Mayor Greg Fischer (Source: Sharon Yoo, WAVE 3 News)
Mayor Greg Fischer (Source: Sharon Yoo, WAVE 3 News)

However, the reason Palazzo wants Fischer to resign isn’t what we’ve normally been hearing in recent protests.

People have been seen sitting on hoods of cars, lying in the street or blocking traffic during...
People have been seen sitting on hoods of cars, lying in the street or blocking traffic during protests in Louisville recently.(WAVE 3 News)

”Previous politicians have spent decades building up downtown and building the city and he’s letting get destroyed in virtually one weekend and continues to let this chaos go on,” he said.

Palazzo and the group think the mayor won’t let the police do their jobs.

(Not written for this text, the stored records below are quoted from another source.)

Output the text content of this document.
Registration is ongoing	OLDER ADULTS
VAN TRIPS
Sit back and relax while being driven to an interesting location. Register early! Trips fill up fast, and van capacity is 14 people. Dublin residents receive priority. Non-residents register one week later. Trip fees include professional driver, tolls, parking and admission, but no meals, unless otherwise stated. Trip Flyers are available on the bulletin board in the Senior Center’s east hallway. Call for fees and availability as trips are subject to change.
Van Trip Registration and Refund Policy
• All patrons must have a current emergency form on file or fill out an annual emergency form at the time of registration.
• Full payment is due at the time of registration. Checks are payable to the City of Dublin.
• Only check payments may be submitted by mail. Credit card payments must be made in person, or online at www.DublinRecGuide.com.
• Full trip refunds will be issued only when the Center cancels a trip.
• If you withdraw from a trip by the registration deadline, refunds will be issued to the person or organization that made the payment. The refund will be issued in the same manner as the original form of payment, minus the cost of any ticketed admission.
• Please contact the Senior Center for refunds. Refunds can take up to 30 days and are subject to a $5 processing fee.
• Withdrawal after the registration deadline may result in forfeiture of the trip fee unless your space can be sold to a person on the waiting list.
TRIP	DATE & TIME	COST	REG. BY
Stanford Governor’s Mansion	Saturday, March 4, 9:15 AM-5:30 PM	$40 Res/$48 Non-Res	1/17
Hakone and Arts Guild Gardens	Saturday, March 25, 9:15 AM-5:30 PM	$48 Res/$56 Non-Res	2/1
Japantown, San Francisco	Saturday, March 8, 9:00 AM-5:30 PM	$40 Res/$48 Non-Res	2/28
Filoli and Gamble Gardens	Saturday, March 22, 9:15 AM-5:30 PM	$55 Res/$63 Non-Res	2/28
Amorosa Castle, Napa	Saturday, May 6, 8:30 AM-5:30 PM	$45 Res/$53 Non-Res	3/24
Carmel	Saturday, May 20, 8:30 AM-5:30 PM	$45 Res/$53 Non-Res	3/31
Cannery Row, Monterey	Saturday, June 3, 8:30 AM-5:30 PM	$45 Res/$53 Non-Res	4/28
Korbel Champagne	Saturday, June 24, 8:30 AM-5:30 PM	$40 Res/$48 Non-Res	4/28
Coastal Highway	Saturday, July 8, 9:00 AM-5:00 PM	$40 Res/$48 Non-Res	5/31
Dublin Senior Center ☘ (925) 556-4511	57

'Louisville deserves better' sign in protest of Mayor Greg Fischer
'Louisville deserves better' sign in protest of Mayor Greg Fischer

”We want our city back,” he said.

That statement upset a group from Jefferson Square Park that walked over to see what people were gathering for. The two groups had the same goal, but those motives obviously clash.

”We walked over and saw ‘Fischer resign.’ Oh cool, but you take a second you listen to the message behind ‘Fisher resign’ because you can’t get the Black people in the streets under control,” activist Carmen Jones said.

The group from the park said they felt incredibly disrespected by the display.

”It’s our city, too,” Jones said. “We pay taxes here, too. Our kids go to school here, too. ‘Give me liberty or give me death,’ is only patriotic when white people say it, and then when Black people say it, now it’s terroristic threatening. Can you see what I’m saying? That’s the problem. Whenever we want the same things that they want, it’s always a problem and we want our city back and stuff like that. We’ve never had a city. If that’s the case, we’ve never had a city.”

Jones said her reasoning behind wanting Fischer to resign is not because of his inaction with the protests, but his inaction in the Breonna Taylor case.

”He failed to give Breonna justice, and because he continues to ignore the problems of Black and brown impoverished communities, period,” Jones said. “That’s all, you know. We just want our justice we want equality, we don’t want revenge. We don’t want nothing like that. We want to be able to live like y’all.”

Palazzo and his group said they just want law and order.

”If he wants to do nothing then he needs to go,” Palazzo said.

”Just because you want to get rid of Mayor Fischer does not make you an ally, it does not make you our friend, it does not make you welcome on this corner, it doesn’t,” Jones said.

Jones said she was encouraged to see a group of similarly-aged white protesters sit in Attorney General Daniel Cameron’s front lawn, earlier Thursday.

“We have that group of white people, then you have this group of white people who are going to use their privilege for bad and it’s just like, when does it stop?” Jones asked.

She added that if this group wants the civil unrest to stop, they have to help fight systemic racism and actually patronize Black businesses in the West End, investing in the people, children, and schools.

Fischer as well as some council democrats have called the no-confidence resolution a political stunt, distracting from the real issues at hand, but it’s being introduced for the council to consider.